Les chercheurs ont développé une nanotechnologie basée sur le phosphore noir qui tue plus de 99 % des bactéries résistantes aux médicaments. Ce matériau innovant se dégrade au contact de l'oxygène, produisant des espèces réactives de l'oxygène qui tuent les bactéries et peuvent être utilisées dans les pansements, les implants et les dispositifs médicaux pour traiter et prévenir les infections bactériennes.

Le professeur Sumeet Walia, co-chercheur principal de l'Université RMIT, a déclaré que l'étude montrait comment leur innovation produisait un effet antibactérien rapide, puis se désintégrait une fois la menace d'infection éliminée.

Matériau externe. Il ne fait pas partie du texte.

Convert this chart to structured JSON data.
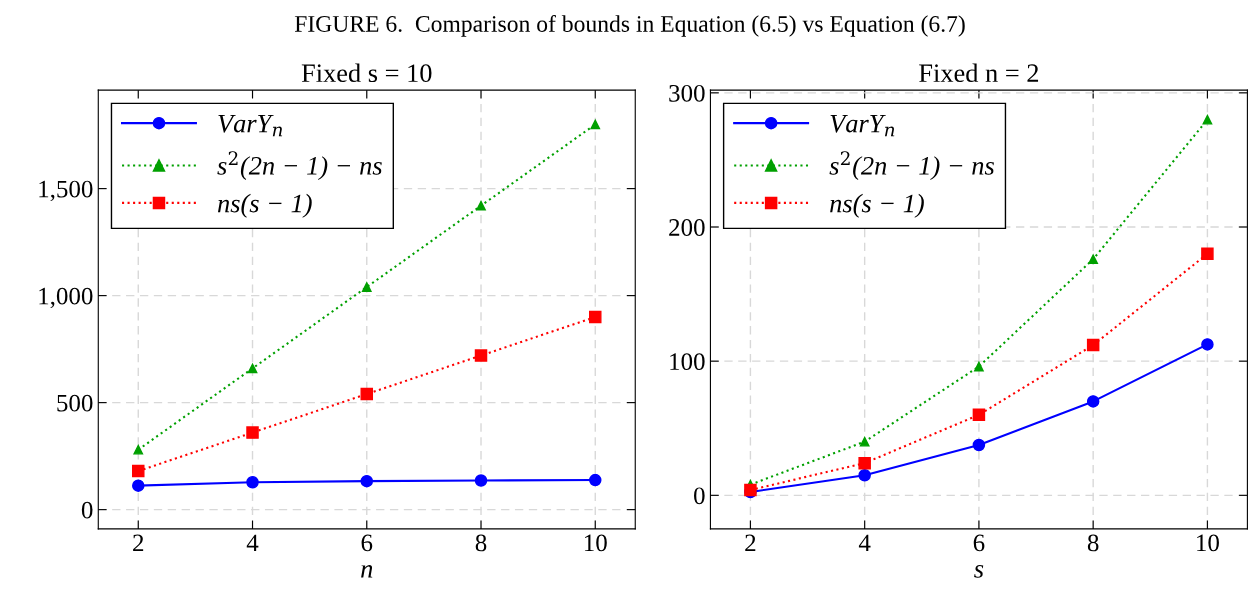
{
  "chart_data": [
    {
      "type": "line",
      "title": "Fixed s = 10",
      "annotations": [
        "FIGURE 6.  Comparison of bounds in Equation (6.5) vs Equation (6.7)"
      ],
      "xlabel": "n",
      "x": [
        2,
        4,
        6,
        8,
        10
      ],
      "xlim": [
        1.3,
        10.7
      ],
      "xticks": [
        2,
        4,
        6,
        8,
        10
      ],
      "ylim": [
        -90,
        1960
      ],
      "yticks": [
        0,
        500,
        {
          "value": 1000,
          "label": "1,000"
        },
        {
          "value": 1500,
          "label": "1,500"
        }
      ],
      "grid": true,
      "legend": "top left",
      "series": [
        {
          "name": "VarY$_{n}$",
          "color": "#0000ff",
          "values": [
            112,
            128,
            133,
            136,
            138
          ],
          "marker": "circle",
          "line_style": "solid"
        },
        {
          "name": "s$^{2}$(2n − 1) − ns",
          "color": "#00a000",
          "values": [
            280,
            660,
            1040,
            1420,
            1800
          ],
          "marker": "triangle",
          "line_style": "dotted"
        },
        {
          "name": "ns(s − 1)",
          "color": "#ff0000",
          "values": [
            180,
            360,
            540,
            720,
            900
          ],
          "marker": "square",
          "line_style": "dotted"
        }
      ]
    },
    {
      "type": "line",
      "title": "Fixed n = 2",
      "xlabel": "s",
      "x": [
        2,
        4,
        6,
        8,
        10
      ],
      "xlim": [
        1.3,
        10.7
      ],
      "xticks": [
        2,
        4,
        6,
        8,
        10
      ],
      "ylim": [
        -25,
        302
      ],
      "yticks": [
        0,
        100,
        200,
        300
      ],
      "grid": true,
      "legend": "top left",
      "series": [
        {
          "name": "VarY$_{n}$",
          "color": "#0000ff",
          "values": [
            2.5,
            15,
            37.5,
            70,
            112.5
          ],
          "marker": "circle",
          "line_style": "solid"
        },
        {
          "name": "s$^{2}$(2n − 1) − ns",
          "color": "#00a000",
          "values": [
            8,
            40,
            96,
            176,
            280
          ],
          "marker": "triangle",
          "line_style": "dotted"
        },
        {
          "name": "ns(s − 1)",
          "color": "#ff0000",
          "values": [
            4,
            24,
            60,
            112,
            180
          ],
          "marker": "square",
          "line_style": "dotted"
        }
      ]
    }
  ]
}
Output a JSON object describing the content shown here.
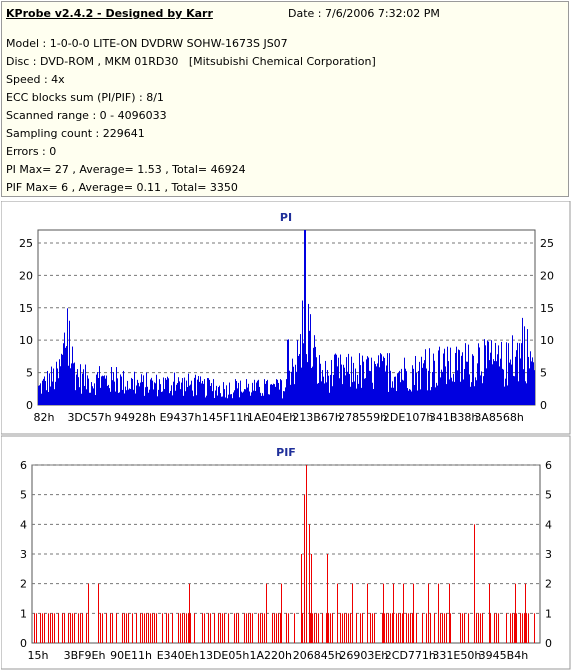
{
  "header": {
    "title": "KProbe v2.4.2 - Designed by Karr",
    "date": "Date : 7/6/2006 7:32:02 PM"
  },
  "info_lines": [
    "Model : 1-0-0-0 LITE-ON DVDRW SOHW-1673S JS07",
    "Disc : DVD-ROM , MKM 01RD30   [Mitsubishi Chemical Corporation]",
    "Speed : 4x",
    "ECC blocks sum (PI/PIF) : 8/1",
    "Scanned range : 0 - 4096033",
    "Sampling count : 229641",
    "Errors : 0",
    "PI Max= 27 , Average= 1.53 , Total= 46924",
    "PIF Max= 6 , Average= 0.11 , Total= 3350"
  ],
  "colors": {
    "pi_bar": "#0000e0",
    "pif_bar": "#ee0000",
    "grid": "#777777",
    "title": "#1f2f9a"
  },
  "chart_data": [
    {
      "type": "bar",
      "title": "PI",
      "xlabel": "",
      "ylabel": "",
      "ylim": [
        0,
        27
      ],
      "y_ticks": [
        0,
        5,
        10,
        15,
        20,
        25
      ],
      "x_ticks": [
        "82h",
        "3DC57h",
        "94928h",
        "E9437h",
        "145F11h",
        "1AE04Eh",
        "213B67h",
        "278559h",
        "2DE107h",
        "341B38h",
        "3A8568h"
      ],
      "grid": "dashed horizontal",
      "max": 27,
      "average": 1.53,
      "total": 46924,
      "envelope": [
        [
          0,
          4
        ],
        [
          0.02,
          6
        ],
        [
          0.04,
          7
        ],
        [
          0.05,
          12
        ],
        [
          0.055,
          17
        ],
        [
          0.06,
          14
        ],
        [
          0.07,
          10
        ],
        [
          0.08,
          7
        ],
        [
          0.1,
          6
        ],
        [
          0.15,
          6
        ],
        [
          0.2,
          5
        ],
        [
          0.25,
          5
        ],
        [
          0.3,
          5
        ],
        [
          0.35,
          4
        ],
        [
          0.4,
          4
        ],
        [
          0.45,
          4
        ],
        [
          0.5,
          4
        ],
        [
          0.5,
          10
        ],
        [
          0.53,
          11
        ],
        [
          0.535,
          27
        ],
        [
          0.54,
          22
        ],
        [
          0.55,
          14
        ],
        [
          0.56,
          9
        ],
        [
          0.58,
          7
        ],
        [
          0.6,
          8
        ],
        [
          0.65,
          8
        ],
        [
          0.7,
          8
        ],
        [
          0.75,
          8
        ],
        [
          0.8,
          9
        ],
        [
          0.85,
          9
        ],
        [
          0.87,
          10
        ],
        [
          0.89,
          12
        ],
        [
          0.9,
          10
        ],
        [
          0.95,
          10
        ],
        [
          0.98,
          14
        ],
        [
          1.0,
          9
        ]
      ]
    },
    {
      "type": "bar",
      "title": "PIF",
      "xlabel": "",
      "ylabel": "",
      "ylim": [
        0,
        6
      ],
      "y_ticks": [
        0,
        1,
        2,
        3,
        4,
        5,
        6
      ],
      "x_ticks": [
        "15h",
        "3BF9Eh",
        "90E11h",
        "E340Eh",
        "13DE05h",
        "1A220h",
        "206845h",
        "26903Eh",
        "2CD771h",
        "331E50h",
        "3945B4h"
      ],
      "grid": "dashed horizontal",
      "max": 6,
      "average": 0.11,
      "total": 3350,
      "spikes": [
        [
          0.11,
          2
        ],
        [
          0.13,
          2
        ],
        [
          0.31,
          2
        ],
        [
          0.46,
          2
        ],
        [
          0.49,
          2
        ],
        [
          0.53,
          3
        ],
        [
          0.535,
          5
        ],
        [
          0.54,
          6
        ],
        [
          0.545,
          4
        ],
        [
          0.55,
          3
        ],
        [
          0.58,
          3
        ],
        [
          0.6,
          2
        ],
        [
          0.63,
          2
        ],
        [
          0.66,
          2
        ],
        [
          0.69,
          2
        ],
        [
          0.71,
          2
        ],
        [
          0.73,
          2
        ],
        [
          0.75,
          2
        ],
        [
          0.78,
          2
        ],
        [
          0.8,
          2
        ],
        [
          0.82,
          2
        ],
        [
          0.87,
          4
        ],
        [
          0.9,
          2
        ],
        [
          0.95,
          2
        ],
        [
          0.97,
          2
        ]
      ]
    }
  ]
}
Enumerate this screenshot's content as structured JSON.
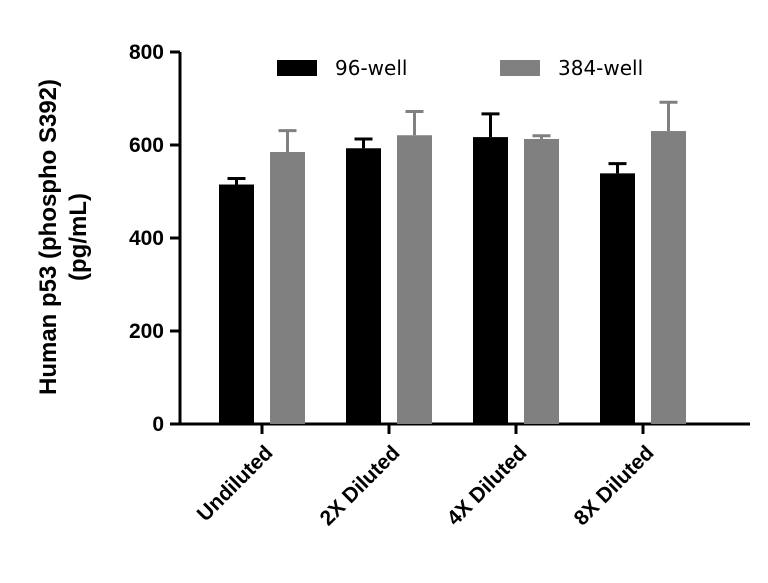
{
  "chart_data": {
    "type": "bar",
    "title": "",
    "xlabel": "",
    "ylabel_line1": "Human p53 (phospho S392)",
    "ylabel_line2": "(pg/mL)",
    "ylim": [
      0,
      800
    ],
    "yticks": [
      0,
      200,
      400,
      600,
      800
    ],
    "yticks_labels": [
      "0",
      "200",
      "400",
      "600",
      "800"
    ],
    "categories": [
      "Undiluted",
      "2X Diluted",
      "4X Diluted",
      "8X Diluted"
    ],
    "series": [
      {
        "name": "96-well",
        "color": "#000000",
        "values": [
          515,
          593,
          617,
          539
        ],
        "errors": [
          13,
          20,
          50,
          21
        ]
      },
      {
        "name": "384-well",
        "color": "#808080",
        "values": [
          585,
          621,
          613,
          630
        ],
        "errors": [
          46,
          51,
          7,
          62
        ]
      }
    ],
    "legend_position": "top"
  }
}
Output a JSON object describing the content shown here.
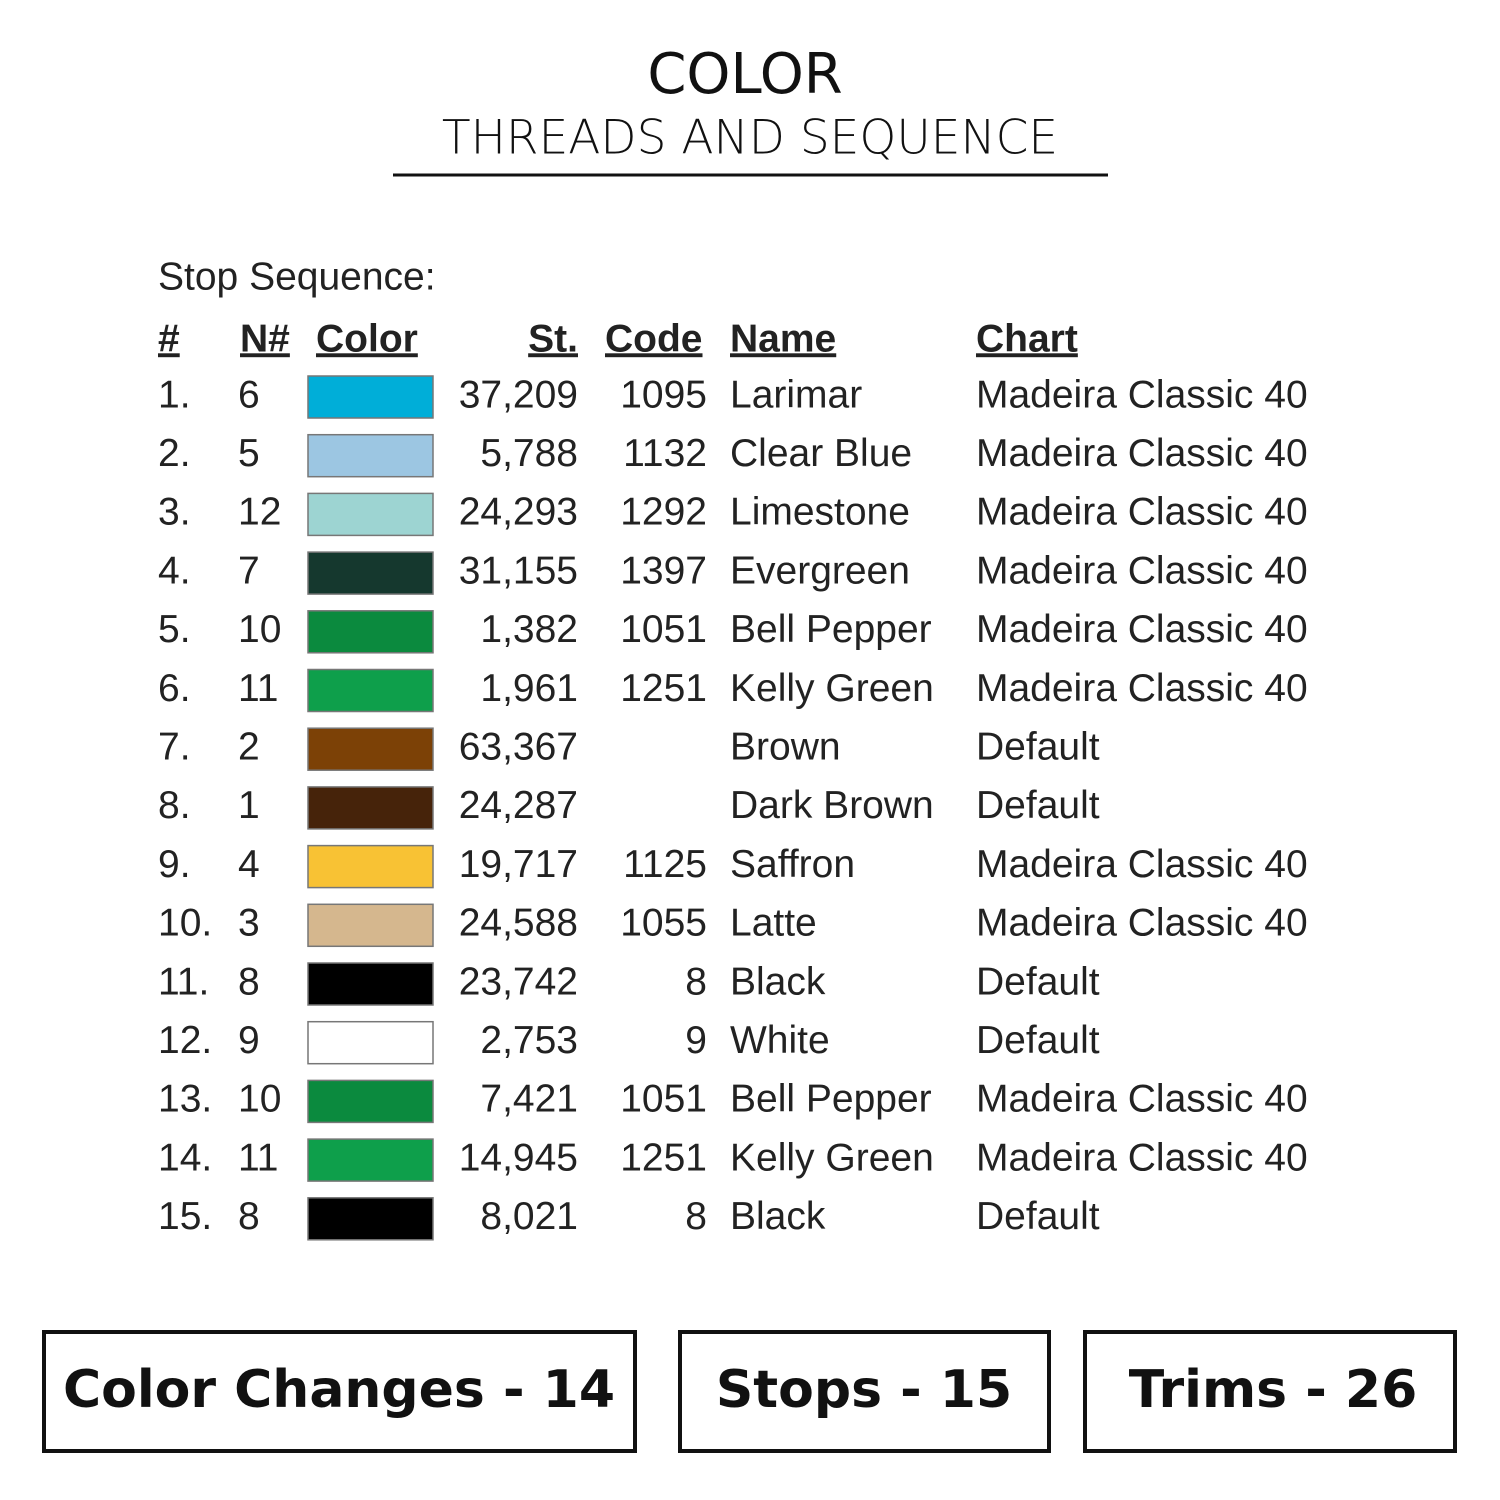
{
  "header": {
    "title": "COLOR",
    "subtitle": "THREADS AND SEQUENCE"
  },
  "table": {
    "caption": "Stop Sequence:",
    "columns": {
      "index": "#",
      "n": "N#",
      "color": "Color",
      "stitches": "St.",
      "code": "Code",
      "name": "Name",
      "chart": "Chart"
    },
    "rows": [
      {
        "index": "1.",
        "n": "6",
        "color": "#00aed8",
        "stitches": "37,209",
        "code": "1095",
        "name": "Larimar",
        "chart": "Madeira Classic 40"
      },
      {
        "index": "2.",
        "n": "5",
        "color": "#9cc6e2",
        "stitches": "5,788",
        "code": "1132",
        "name": "Clear Blue",
        "chart": "Madeira Classic 40"
      },
      {
        "index": "3.",
        "n": "12",
        "color": "#9dd4d2",
        "stitches": "24,293",
        "code": "1292",
        "name": "Limestone",
        "chart": "Madeira Classic 40"
      },
      {
        "index": "4.",
        "n": "7",
        "color": "#15382e",
        "stitches": "31,155",
        "code": "1397",
        "name": "Evergreen",
        "chart": "Madeira Classic 40"
      },
      {
        "index": "5.",
        "n": "10",
        "color": "#0b8a3e",
        "stitches": "1,382",
        "code": "1051",
        "name": "Bell Pepper",
        "chart": "Madeira Classic 40"
      },
      {
        "index": "6.",
        "n": "11",
        "color": "#0e9f4b",
        "stitches": "1,961",
        "code": "1251",
        "name": "Kelly Green",
        "chart": "Madeira Classic 40"
      },
      {
        "index": "7.",
        "n": "2",
        "color": "#7c4106",
        "stitches": "63,367",
        "name": "Brown",
        "chart": "Default"
      },
      {
        "index": "8.",
        "n": "1",
        "color": "#46230a",
        "stitches": "24,287",
        "name": "Dark Brown",
        "chart": "Default"
      },
      {
        "index": "9.",
        "n": "4",
        "color": "#f8c234",
        "stitches": "19,717",
        "code": "1125",
        "name": "Saffron",
        "chart": "Madeira Classic 40"
      },
      {
        "index": "10.",
        "n": "3",
        "color": "#d5b78e",
        "stitches": "24,588",
        "code": "1055",
        "name": "Latte",
        "chart": "Madeira Classic 40"
      },
      {
        "index": "11.",
        "n": "8",
        "color": "#000000",
        "stitches": "23,742",
        "code": "8",
        "name": "Black",
        "chart": "Default"
      },
      {
        "index": "12.",
        "n": "9",
        "color": "#ffffff",
        "stitches": "2,753",
        "code": "9",
        "name": "White",
        "chart": "Default"
      },
      {
        "index": "13.",
        "n": "10",
        "color": "#0b8a3e",
        "stitches": "7,421",
        "code": "1051",
        "name": "Bell Pepper",
        "chart": "Madeira Classic 40"
      },
      {
        "index": "14.",
        "n": "11",
        "color": "#0e9f4b",
        "stitches": "14,945",
        "code": "1251",
        "name": "Kelly Green",
        "chart": "Madeira Classic 40"
      },
      {
        "index": "15.",
        "n": "8",
        "color": "#000000",
        "stitches": "8,021",
        "code": "8",
        "name": "Black",
        "chart": "Default"
      }
    ]
  },
  "summary": [
    "Color Changes - 14",
    "Stops - 15",
    "Trims - 26"
  ]
}
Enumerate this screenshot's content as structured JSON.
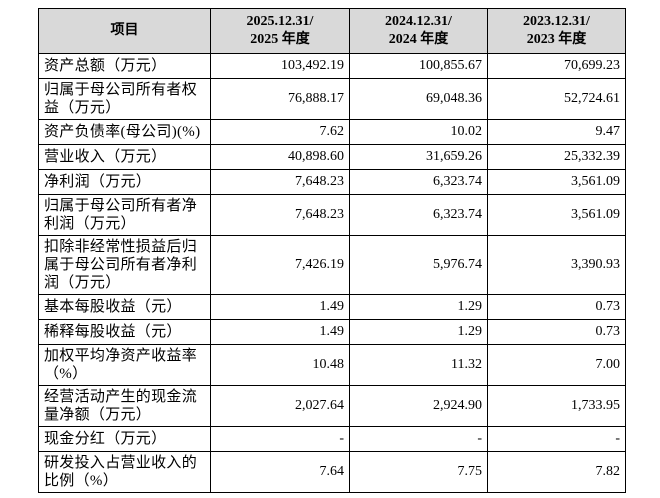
{
  "table": {
    "header": [
      "项目",
      [
        "2025.12.31/",
        "2025 年度"
      ],
      [
        "2024.12.31/",
        "2024 年度"
      ],
      [
        "2023.12.31/",
        "2023 年度"
      ]
    ],
    "rows": [
      [
        "资产总额（万元）",
        "103,492.19",
        "100,855.67",
        "70,699.23"
      ],
      [
        "归属于母公司所有者权益（万元）",
        "76,888.17",
        "69,048.36",
        "52,724.61"
      ],
      [
        "资产负债率(母公司)(%)",
        "7.62",
        "10.02",
        "9.47"
      ],
      [
        "营业收入（万元）",
        "40,898.60",
        "31,659.26",
        "25,332.39"
      ],
      [
        "净利润（万元）",
        "7,648.23",
        "6,323.74",
        "3,561.09"
      ],
      [
        "归属于母公司所有者净利润（万元）",
        "7,648.23",
        "6,323.74",
        "3,561.09"
      ],
      [
        "扣除非经常性损益后归属于母公司所有者净利润（万元）",
        "7,426.19",
        "5,976.74",
        "3,390.93"
      ],
      [
        "基本每股收益（元）",
        "1.49",
        "1.29",
        "0.73"
      ],
      [
        "稀释每股收益（元）",
        "1.49",
        "1.29",
        "0.73"
      ],
      [
        "加权平均净资产收益率（%）",
        "10.48",
        "11.32",
        "7.00"
      ],
      [
        "经营活动产生的现金流量净额（万元）",
        "2,027.64",
        "2,924.90",
        "1,733.95"
      ],
      [
        "现金分红（万元）",
        "-",
        "-",
        "-"
      ],
      [
        "研发投入占营业收入的比例（%）",
        "7.64",
        "7.75",
        "7.82"
      ]
    ]
  }
}
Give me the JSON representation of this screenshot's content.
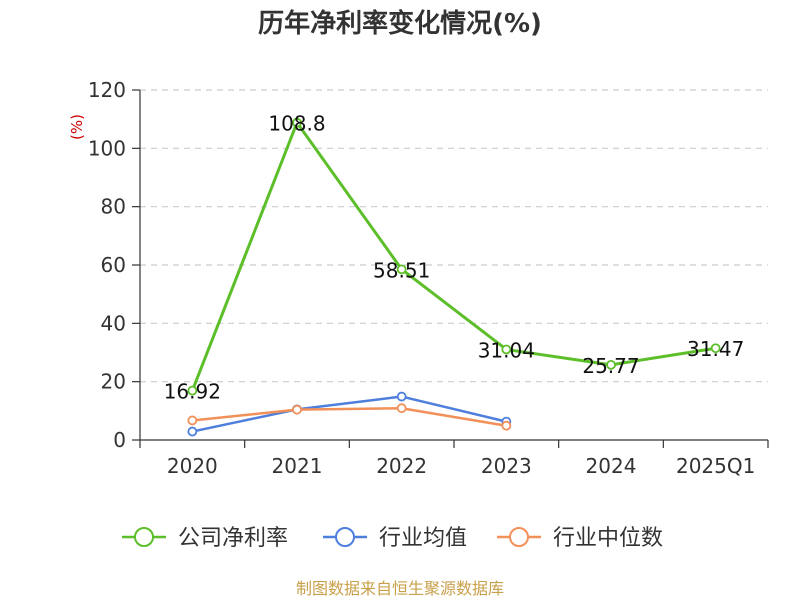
{
  "chart_data": {
    "type": "line",
    "title": "历年净利率变化情况(%)",
    "y_unit": "(%)",
    "categories": [
      "2020",
      "2021",
      "2022",
      "2023",
      "2024",
      "2025Q1"
    ],
    "ylim": [
      0,
      120
    ],
    "yticks": [
      0,
      20,
      40,
      60,
      80,
      100,
      120
    ],
    "grid": true,
    "legend_position": "bottom",
    "series": [
      {
        "name": "公司净利率",
        "color": "#5cbf2a",
        "values": [
          16.92,
          108.8,
          58.51,
          31.04,
          25.77,
          31.47
        ],
        "labels": [
          "16.92",
          "108.8",
          "58.51",
          "31.04",
          "25.77",
          "31.47"
        ]
      },
      {
        "name": "行业均值",
        "color": "#4f7fdd",
        "values": [
          2.9,
          10.5,
          14.9,
          6.3,
          null,
          null
        ]
      },
      {
        "name": "行业中位数",
        "color": "#f2905a",
        "values": [
          6.7,
          10.4,
          10.9,
          4.9,
          null,
          null
        ]
      }
    ]
  },
  "source_text": "制图数据来自恒生聚源数据库"
}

"La beauté de notre innovation est qu'il ne s'agit pas d'un simple revêtement : elle peut en fait être intégrée aux matériaux courants, plastiques et gels du dispositif, le rendant ainsi antimicrobien", a déclaré Walia, de l'école d'ingénierie du RMIT.

Une étude menée par l'Université RMIT montre que le phosphore noir peut tuer efficacement les micro-organismes lorsqu'il est appliqué sous forme de couche nanométrique sur des surfaces utilisées pour fabriquer des pansements et des implants tels que le coton et le titane, ou lorsqu'il est incorporé dans des plastiques utilisés dans des dispositifs médicaux.

Le phosphore noir est la forme la plus stable du phosphore – un minéral présent naturellement dans de nombreux aliments – sous une forme ultra fine qui se dégrade facilement en présence d'oxygène, ce qui le rend idéal pour tuer les micro-organismes.

"Lorsqu'un nanomatériau se décompose, sa surface réagit avec l'atmosphère, produisant ce que l'on appelle des espèces réactives de l'oxygène", a expliqué Walia. "Ces espèces aident finalement à détruire les cellules bactériennes, et notre nanotechnologie antibactérienne a rapidement éliminé plus de 99 pour cent des cellules bactériennes, dépassant largement les thérapies courantes actuelles pour traiter les infections."

De nouvelles recherches ont testé l’efficacité des flocons de phosphore noir à l’échelle nanométrique contre cinq souches courantes de bactéries, dont E. coli et Staphylococcus aureus résistant aux médicaments.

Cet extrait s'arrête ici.